Des accusations aussi graves, formulées dans nombre de rapports, ne pouvaient manquer de troubler profondément l'esprit d'un despote déjà obsédé par la crainte d'une révolte imminente de ses sujets. Une commission fut alors nommée pour enquêter à ce sujet et rendre compte de ses investigations. Abdu'l-Bahá, convoqué plusieurs fois au tribunal, réfuta soigneusement et sans crainte, tous les chefs d'accusation portés contre lui et en démontra l'absurdité. A l'appui de ses arguments, il mit les membres de la commission au courant des clauses du testament de Bahá'u'lláh, déclara qu'il était prêt à se soumettre à n'importe quelle sentence que la cour pourrait prendre contre lui, et affirma avec éloquence que s'ils l'enchaînaient, s'ils le traînaient à travers les rues, s'ils proféraient contre lui des imprécations, le ridiculisaient, le lapidaient et crachaient sur lui, s'ils le suspendaient dans le jardin public et criblaient son corps de balles, il considérerait cela comme un honneur insigne, car il suivrait ainsi les traces et partagerait les souffrances de son chef bien-aimé, le Báb.

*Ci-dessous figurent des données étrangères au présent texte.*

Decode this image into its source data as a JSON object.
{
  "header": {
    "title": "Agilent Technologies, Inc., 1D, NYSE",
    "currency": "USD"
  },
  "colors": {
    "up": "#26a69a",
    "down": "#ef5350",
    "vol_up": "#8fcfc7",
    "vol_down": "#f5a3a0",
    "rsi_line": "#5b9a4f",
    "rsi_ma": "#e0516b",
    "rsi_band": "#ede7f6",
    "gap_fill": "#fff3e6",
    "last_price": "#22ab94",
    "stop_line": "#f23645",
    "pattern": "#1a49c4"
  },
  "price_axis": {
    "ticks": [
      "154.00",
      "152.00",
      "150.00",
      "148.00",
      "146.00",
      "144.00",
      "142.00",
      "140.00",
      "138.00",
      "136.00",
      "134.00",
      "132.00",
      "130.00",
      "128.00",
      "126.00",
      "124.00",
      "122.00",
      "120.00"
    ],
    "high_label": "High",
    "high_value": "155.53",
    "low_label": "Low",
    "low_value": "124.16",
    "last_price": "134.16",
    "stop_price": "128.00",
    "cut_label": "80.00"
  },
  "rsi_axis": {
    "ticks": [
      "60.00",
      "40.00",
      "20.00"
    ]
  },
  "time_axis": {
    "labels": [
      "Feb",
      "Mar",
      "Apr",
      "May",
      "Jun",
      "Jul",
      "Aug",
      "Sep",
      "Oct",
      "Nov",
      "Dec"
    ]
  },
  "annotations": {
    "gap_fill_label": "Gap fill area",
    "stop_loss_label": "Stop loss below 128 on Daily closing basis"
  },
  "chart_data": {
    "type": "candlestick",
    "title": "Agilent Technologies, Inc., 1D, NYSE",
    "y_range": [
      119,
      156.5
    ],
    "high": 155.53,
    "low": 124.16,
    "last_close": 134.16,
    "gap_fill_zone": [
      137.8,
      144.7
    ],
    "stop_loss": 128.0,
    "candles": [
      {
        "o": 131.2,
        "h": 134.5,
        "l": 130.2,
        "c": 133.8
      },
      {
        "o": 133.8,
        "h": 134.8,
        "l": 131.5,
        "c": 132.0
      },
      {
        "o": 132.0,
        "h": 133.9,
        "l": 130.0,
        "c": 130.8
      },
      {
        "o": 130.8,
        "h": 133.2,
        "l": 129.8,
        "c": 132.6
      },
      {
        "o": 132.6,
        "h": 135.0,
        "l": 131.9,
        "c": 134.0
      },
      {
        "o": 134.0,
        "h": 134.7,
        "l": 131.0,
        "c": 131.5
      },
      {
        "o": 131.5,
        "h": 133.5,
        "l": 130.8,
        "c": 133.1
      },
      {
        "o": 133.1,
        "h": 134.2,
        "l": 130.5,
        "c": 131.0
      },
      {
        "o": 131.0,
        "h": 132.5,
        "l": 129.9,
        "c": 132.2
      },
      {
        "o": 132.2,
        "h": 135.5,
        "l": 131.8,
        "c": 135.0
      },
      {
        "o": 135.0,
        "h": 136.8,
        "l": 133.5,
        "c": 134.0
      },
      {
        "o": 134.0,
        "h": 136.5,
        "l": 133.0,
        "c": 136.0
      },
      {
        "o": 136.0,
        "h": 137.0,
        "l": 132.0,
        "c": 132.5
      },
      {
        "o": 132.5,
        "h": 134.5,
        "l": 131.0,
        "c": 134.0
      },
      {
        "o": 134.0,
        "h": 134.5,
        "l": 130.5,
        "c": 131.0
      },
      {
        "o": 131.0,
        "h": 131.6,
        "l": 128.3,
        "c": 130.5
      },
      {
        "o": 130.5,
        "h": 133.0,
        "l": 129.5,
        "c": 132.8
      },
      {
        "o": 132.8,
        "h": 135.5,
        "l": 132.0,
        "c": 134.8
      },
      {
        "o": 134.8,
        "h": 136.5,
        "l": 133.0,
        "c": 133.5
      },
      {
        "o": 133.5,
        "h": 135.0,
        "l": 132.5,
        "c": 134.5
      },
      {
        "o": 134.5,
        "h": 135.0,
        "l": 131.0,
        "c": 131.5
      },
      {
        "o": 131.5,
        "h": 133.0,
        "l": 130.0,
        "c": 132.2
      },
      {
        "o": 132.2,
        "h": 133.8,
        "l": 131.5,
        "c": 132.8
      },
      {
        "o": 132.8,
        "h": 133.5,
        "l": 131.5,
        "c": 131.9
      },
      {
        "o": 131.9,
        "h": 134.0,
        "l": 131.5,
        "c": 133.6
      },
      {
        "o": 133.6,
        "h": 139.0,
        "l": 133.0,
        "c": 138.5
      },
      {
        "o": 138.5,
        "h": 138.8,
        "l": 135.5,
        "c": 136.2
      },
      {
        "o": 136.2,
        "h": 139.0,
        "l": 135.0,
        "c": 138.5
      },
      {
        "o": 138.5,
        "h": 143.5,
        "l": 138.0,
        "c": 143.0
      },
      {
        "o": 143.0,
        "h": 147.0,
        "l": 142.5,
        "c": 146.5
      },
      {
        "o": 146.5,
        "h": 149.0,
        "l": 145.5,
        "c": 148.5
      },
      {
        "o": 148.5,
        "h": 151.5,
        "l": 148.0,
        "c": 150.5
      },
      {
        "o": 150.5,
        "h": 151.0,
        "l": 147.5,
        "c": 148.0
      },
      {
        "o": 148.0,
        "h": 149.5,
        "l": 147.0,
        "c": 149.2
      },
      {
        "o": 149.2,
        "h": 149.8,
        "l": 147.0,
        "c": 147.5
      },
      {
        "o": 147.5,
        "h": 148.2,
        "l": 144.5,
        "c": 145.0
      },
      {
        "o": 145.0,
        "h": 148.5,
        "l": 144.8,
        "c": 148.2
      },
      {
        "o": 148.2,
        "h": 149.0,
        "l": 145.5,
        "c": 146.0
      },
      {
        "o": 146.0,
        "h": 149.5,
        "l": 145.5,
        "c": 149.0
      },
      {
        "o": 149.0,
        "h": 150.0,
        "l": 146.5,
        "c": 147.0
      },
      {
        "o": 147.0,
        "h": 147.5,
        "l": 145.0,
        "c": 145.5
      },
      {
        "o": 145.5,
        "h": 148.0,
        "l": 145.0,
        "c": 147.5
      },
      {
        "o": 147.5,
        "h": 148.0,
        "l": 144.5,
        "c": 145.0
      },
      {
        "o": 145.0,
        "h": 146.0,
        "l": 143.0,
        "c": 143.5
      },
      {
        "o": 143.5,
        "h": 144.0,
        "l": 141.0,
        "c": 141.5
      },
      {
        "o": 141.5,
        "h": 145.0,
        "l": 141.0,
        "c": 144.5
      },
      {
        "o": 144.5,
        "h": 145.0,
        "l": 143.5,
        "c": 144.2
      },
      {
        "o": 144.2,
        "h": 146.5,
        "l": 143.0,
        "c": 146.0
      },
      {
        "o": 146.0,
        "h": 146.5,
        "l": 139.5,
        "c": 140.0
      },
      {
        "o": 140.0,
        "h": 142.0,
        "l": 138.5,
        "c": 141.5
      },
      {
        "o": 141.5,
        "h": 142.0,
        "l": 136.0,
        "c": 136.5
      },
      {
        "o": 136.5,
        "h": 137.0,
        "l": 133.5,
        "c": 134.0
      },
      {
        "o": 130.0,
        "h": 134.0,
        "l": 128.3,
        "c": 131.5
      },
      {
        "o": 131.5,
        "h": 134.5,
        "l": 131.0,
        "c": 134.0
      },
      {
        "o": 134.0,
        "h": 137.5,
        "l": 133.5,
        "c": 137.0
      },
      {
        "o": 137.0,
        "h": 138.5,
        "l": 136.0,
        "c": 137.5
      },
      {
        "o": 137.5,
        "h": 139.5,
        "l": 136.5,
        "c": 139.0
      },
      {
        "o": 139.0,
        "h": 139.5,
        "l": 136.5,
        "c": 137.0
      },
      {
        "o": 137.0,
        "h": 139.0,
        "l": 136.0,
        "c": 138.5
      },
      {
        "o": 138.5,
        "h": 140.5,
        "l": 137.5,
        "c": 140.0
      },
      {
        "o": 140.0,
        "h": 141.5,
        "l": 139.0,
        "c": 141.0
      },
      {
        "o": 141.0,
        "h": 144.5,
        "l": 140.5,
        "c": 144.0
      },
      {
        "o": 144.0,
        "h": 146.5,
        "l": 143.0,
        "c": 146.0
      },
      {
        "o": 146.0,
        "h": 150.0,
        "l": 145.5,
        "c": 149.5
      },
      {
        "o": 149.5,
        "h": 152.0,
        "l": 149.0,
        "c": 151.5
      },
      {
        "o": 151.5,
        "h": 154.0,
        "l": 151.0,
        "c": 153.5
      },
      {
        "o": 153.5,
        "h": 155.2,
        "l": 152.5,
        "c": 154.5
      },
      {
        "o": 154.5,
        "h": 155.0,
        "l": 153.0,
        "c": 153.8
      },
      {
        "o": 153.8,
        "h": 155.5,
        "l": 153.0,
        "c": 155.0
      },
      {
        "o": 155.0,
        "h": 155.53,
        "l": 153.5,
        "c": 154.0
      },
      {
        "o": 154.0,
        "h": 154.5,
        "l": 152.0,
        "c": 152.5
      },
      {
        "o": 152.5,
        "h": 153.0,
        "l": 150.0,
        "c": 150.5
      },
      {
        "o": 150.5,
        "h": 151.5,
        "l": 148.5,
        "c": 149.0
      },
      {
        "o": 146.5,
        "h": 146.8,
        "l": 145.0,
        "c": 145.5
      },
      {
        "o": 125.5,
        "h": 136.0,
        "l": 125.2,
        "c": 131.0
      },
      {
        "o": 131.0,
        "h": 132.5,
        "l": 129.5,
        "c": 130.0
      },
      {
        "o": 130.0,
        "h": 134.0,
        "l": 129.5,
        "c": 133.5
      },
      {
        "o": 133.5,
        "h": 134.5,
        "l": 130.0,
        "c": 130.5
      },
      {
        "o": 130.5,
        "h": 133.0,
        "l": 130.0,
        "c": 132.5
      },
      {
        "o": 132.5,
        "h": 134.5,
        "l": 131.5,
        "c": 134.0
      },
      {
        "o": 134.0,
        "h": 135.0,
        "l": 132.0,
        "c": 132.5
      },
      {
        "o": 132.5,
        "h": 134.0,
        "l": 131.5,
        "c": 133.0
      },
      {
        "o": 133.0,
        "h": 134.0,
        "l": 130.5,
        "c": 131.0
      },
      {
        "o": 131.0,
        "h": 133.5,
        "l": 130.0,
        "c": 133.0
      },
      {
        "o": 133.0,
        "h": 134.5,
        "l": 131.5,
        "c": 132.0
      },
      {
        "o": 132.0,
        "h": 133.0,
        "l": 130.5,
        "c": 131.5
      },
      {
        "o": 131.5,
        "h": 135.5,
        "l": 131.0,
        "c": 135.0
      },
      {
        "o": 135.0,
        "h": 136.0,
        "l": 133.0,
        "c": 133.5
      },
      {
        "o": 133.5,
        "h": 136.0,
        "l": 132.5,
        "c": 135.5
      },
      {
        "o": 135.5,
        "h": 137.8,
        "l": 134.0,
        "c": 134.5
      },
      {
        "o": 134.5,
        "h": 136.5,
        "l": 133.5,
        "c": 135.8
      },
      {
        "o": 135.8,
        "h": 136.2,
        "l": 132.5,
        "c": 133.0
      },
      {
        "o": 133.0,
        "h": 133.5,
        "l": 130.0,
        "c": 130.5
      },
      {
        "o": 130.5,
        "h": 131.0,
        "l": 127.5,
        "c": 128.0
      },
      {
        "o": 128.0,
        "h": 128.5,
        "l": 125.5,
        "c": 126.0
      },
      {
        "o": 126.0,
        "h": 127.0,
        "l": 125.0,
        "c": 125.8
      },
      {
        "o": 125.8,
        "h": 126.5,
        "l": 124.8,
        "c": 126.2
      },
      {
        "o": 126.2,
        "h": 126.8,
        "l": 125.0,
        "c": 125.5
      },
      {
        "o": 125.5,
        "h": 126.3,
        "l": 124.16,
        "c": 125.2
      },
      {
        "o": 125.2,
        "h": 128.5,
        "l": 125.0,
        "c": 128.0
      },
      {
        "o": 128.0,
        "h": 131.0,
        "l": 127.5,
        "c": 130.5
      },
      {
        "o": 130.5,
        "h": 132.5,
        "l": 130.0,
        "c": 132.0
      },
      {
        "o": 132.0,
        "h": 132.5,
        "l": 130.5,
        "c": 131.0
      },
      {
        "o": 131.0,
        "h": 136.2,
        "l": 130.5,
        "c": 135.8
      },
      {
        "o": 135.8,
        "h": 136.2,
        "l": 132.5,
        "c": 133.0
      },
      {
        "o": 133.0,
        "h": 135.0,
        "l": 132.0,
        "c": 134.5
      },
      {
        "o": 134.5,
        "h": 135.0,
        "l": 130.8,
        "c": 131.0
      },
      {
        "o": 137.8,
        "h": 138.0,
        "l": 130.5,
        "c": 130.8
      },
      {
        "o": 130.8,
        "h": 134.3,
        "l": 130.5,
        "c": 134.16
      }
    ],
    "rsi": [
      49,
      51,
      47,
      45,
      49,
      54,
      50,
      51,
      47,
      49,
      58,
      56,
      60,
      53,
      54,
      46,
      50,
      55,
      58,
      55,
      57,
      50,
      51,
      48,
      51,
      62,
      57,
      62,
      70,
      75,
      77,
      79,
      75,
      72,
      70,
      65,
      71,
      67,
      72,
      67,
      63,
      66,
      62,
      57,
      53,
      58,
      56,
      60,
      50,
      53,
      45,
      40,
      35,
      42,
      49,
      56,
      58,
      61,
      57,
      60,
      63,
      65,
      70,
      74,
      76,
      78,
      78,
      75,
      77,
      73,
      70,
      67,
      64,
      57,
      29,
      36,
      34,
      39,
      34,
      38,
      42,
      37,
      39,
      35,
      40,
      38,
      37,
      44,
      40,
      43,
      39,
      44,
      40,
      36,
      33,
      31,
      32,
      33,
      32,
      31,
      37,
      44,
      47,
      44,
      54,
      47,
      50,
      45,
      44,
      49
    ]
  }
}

La gravité de la situation qui se présentait à Abdu'l-Bahá, les rumeurs mises en circulation par une population qui s'attendait aux suites les plus graves, les insinuations et les allusions aux dangers qu'il courait, publiées par les journaux d'Egypte et de Syrie, l'attitude de plus en plus agressive adoptée par ses ennemis, les manières provocantes de certains des habitants d'Akká et de Haïfa, enhardis par les prédictions et les inventions de ces ennemis concernant le sort qui attendait une communauté suspectée ainsi que son chef, conduisirent Abdu'l-Bahá à réduire le nombre des visites de pèlerins et même à les suspendre pour un certain temps, et à donner des instructions particulières pour que son courrier soit pris en charge par un intermédiaire en Egypte au lieu de le recevoir à Haïfa, et qu'il y soit conservé en attendant de nouvelles directives de sa part. De plus, il invita les croyants ainsi que ses propres secrétaires à rassembler et porter en lieu sûr tous les écrits bahá'i en leur possession et, les pressant de transférer leur résidence en Egypte, il alla jusqu'à leur interdire de se réunir chez lui comme c'était leur habitude.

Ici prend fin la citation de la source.